Invitrogen this week announced that it has exclusively licensed cell-proliferation assays from Harvard University, a move designed to add to the company’s portfolio of Click-iT intellectual property.
The technology, which is based on work done by Barry Sharpless’ lab at the Scripps Research Institute, enables users to attach an azide to one binding partner and attach an alkyne to another binding partner, which could in turn bring those two partners together via a catalyst, Vicki Singer, science advisor for Invitrogen’s cell-analysis business unit, told CBA News this week.
“That is the fundamental nature of Click-iT chemistry because azides and alkynes do not react with anything otherwise,” Singer explained, adding that they are considered bioorthogonal because they do not usually react with other biological moieties.
“If you put an azide tag on one molecule and an alkyne tag on another molecule in the presence of this catalyst, only those two molecules among every single entity in a sample will interact with one another and bind,” she said.
Singer said that Invitrogen is currently exploring what the market needs, and that in the future, the company plans to focus more on its Click-iT portfolio.

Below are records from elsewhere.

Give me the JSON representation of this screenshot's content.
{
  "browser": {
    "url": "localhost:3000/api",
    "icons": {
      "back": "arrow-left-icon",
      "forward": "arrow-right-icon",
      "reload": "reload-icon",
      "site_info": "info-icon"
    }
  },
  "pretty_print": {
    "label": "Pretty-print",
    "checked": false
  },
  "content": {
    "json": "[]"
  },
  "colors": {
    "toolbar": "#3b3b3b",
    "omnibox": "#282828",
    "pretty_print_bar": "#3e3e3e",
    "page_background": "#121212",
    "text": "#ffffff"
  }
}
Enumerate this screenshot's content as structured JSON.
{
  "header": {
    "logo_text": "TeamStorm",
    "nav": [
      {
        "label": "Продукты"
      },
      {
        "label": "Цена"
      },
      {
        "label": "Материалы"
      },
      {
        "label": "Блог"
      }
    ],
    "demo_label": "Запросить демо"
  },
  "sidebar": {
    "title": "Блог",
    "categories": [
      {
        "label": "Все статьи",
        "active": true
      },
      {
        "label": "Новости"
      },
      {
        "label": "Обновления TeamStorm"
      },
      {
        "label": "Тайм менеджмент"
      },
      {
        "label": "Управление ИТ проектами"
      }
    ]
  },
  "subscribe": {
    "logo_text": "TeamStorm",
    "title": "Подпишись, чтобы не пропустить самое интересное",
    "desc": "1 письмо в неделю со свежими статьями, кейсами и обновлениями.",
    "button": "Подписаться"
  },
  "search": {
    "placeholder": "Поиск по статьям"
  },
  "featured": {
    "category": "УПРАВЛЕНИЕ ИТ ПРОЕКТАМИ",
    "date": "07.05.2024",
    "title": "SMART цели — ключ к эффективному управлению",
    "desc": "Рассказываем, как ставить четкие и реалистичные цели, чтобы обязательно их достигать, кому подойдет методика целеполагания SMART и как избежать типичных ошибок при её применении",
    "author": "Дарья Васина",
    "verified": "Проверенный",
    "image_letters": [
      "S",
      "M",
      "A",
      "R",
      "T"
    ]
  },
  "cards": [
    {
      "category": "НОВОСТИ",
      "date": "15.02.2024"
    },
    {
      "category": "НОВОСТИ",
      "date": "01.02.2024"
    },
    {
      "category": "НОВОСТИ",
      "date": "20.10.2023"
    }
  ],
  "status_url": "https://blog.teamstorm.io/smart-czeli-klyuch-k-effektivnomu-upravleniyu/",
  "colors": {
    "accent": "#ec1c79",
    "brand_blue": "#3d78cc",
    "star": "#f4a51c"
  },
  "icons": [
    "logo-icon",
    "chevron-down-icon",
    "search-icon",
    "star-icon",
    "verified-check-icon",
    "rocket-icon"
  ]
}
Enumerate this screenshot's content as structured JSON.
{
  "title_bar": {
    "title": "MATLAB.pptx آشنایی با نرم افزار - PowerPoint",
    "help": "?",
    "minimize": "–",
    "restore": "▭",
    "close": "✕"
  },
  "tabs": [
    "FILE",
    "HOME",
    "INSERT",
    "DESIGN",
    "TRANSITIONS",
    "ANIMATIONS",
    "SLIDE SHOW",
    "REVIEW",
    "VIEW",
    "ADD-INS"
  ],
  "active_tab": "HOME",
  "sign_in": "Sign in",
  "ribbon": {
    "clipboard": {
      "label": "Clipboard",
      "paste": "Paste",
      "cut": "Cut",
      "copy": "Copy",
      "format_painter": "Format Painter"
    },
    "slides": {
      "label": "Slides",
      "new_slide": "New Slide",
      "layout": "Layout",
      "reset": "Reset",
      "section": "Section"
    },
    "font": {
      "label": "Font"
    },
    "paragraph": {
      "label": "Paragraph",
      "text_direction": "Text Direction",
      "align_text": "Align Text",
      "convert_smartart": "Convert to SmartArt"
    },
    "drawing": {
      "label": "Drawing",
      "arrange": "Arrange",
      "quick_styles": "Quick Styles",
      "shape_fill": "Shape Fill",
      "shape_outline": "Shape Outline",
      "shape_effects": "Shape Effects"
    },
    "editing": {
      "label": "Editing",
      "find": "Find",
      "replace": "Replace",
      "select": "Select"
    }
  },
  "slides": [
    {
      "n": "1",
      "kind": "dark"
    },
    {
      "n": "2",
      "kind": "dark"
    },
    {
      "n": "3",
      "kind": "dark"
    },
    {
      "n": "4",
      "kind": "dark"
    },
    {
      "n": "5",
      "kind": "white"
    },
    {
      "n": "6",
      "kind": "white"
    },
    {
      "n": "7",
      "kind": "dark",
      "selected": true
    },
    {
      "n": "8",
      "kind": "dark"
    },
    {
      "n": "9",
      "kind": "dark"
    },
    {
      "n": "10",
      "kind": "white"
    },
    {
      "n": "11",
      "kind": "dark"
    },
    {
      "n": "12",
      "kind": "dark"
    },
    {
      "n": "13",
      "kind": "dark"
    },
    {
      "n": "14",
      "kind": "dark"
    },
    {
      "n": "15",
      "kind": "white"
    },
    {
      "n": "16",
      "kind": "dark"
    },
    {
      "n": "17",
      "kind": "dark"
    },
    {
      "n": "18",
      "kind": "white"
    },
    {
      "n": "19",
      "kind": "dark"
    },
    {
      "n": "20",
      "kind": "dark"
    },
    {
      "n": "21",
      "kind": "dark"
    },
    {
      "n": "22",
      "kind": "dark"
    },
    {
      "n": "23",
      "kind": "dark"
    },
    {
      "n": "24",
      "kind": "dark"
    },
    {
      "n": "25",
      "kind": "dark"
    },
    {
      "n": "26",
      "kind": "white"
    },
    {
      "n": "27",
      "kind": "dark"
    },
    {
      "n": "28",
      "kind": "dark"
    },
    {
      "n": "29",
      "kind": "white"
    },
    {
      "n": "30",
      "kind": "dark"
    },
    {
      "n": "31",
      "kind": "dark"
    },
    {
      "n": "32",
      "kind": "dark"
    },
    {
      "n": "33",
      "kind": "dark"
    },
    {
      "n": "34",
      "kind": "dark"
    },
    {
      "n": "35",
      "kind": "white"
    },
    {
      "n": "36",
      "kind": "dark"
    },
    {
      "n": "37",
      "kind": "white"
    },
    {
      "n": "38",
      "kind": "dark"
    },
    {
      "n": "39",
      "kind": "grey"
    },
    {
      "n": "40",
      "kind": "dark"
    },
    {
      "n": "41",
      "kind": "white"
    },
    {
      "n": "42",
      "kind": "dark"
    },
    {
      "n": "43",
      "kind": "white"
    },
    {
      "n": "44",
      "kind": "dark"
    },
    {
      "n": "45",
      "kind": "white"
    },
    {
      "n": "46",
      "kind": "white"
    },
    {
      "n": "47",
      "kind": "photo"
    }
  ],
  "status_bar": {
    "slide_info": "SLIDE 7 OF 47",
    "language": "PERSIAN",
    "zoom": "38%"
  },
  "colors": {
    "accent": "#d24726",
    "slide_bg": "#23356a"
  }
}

“The way I like to think of it is that we have done a lot of work over the last decade on developing fluorescent dyes,” she explained. “Now we are shifting some of that emphasis to reactivity. How does one attach that label? How does one have the cell help attach the label?”
The Click-iT EdU kit, based on the technology that Invitrogen licensed from Harvard, can be used to assess DNA replication or DNA synthesis, said Adrian Salic, an assistant professor of cell biology at Harvard Medical School.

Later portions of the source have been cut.